Paratha Indian Unleavened Flat Bread


For years I have enjoyed eating Paratha’s (unleavened flat breads) at festivals, weddings, and other devotee gatherings, but have never actually learned how to cook them. So this weekend I took out the Indian Cookbooks and found a nice recipe and fried some up, and offered them to the Lord. They were easy to prepare, and very delicious.

They can also be stuffed and we will explore this option in a later post.

The following recipe I found on the Internet at, and the images are not mine but also gathered online. Also in this post is addition information on the history of Paratha’s.


1 cup whole wheat flour (gehun ka atta)
salt to taste
1 tsp oil or ghee
whole wheat flour for rolling
melted ghee for brushing and cooking


Combine all the ingredients in a deep bowl and knead into a semi-soft dough using enough water.
Divide the dough into 6 equal portions.

Roll each portion into a 125 mm. (5″) diameter circle, using a little whole wheat flour for rolling, brush with melted ghee, fold into half to form a semi- circle.

Brush the semi-circle with melted ghee and fold again to form a triangle.

Roll out into a 125 mm. (5″) length triangular paratha using a little whole wheat flour for rolling.

Heat a non-stick tava (griddle) and cook each paratha on both the sides, using a little ghee, till brown spots appear on both the sides.

Repeat steps 3 to 6 to make 5 more parathas.
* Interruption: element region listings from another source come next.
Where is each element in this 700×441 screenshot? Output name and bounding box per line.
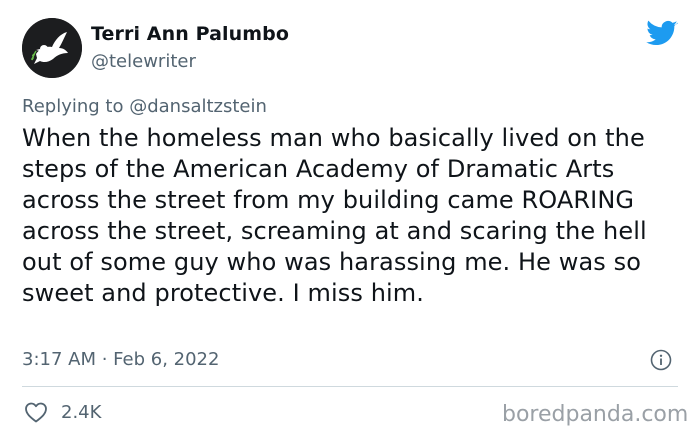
- watermark: boredpanda.com: [502, 402, 689, 427]
- tweet-text: When the homeless man who basically live…: [22, 124, 647, 307]
- tweet-card: Terri Ann Palumbo @telewriter Replying t…: [0, 0, 700, 441]
- author-name[interactable]: Terri Ann Palumbo: [91, 23, 289, 45]
- tweet-timestamp[interactable]: 3:17 AM · Feb 6, 2022: [22, 349, 219, 370]
- dove-icon: [22, 18, 82, 78]
- replying-to-line[interactable]: Replying to @dansaltzstein: [22, 96, 267, 117]
- info-icon[interactable]: [650, 349, 672, 371]
- heart-icon[interactable]: [24, 401, 48, 423]
- author-handle[interactable]: @telewriter: [91, 51, 196, 72]
- like-button[interactable]: 2.4K: [24, 400, 101, 424]
- divider: [22, 386, 678, 387]
- avatar[interactable]: [22, 18, 82, 78]
- like-count: 2.4K: [61, 401, 102, 423]
- twitter-bird-icon[interactable]: [646, 20, 678, 48]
Serve hot with fresh curds.

Additional information

A paratha/parantha/parauntha (Punjabi: پراٹھا ) is a flatbread that originated in the Indian Subcontinent. It is still quite prevalent throughout the area. Parantha is an amalgamation of the words parat and atta which literally means layers of COOKED dough.[1] In Bengali it is known as porota (পরোটা) while in Burma, it is known as palata (ပလာတာ; pronounced: [pəlàtà]), and is known as farata in Mauritius and the Maldives. However, in areas of the Punjabi region, it is REFERRED to as prontha or parontay.

It is one of the most popular unleavened flat breads in the northern part of the Indian subcontinent and is made by pan frying whole wheat dough on a tava.[2] The parantha dough usually contains ghee or cooking oil which is also layered on the freshly prepared paratha.[3] Paranthas are usually stuffed with boiled potatoes (as in aloo ka parantha), leaf vegetables, radishes, cauliflower, and/or paneer (Cottage-cheese). A parantha (especially a stuffed one) can be eaten simply with a pat of butter spread on top, with chutney, pickles, and YOGURT, or with meat or vegetable curries. Some roll the parantha into a tube and eat it with tea, often dipping the parantha.

The parantha can be round, heptagonal, square, or triangular. When it is round, the stuffing is mixed with the kneaded flour, and the parantha is prepared in the same way as roti, but in the latter two forms, the peda (ball of kneaded flour) is flattened into a CIRCLE, the stuffing is kept in the middle, and the flatbread is closed around the stuffing like an envelope. The latter two also vary in that they have discernible soft layers, with one “opening” to the crispier shell layers.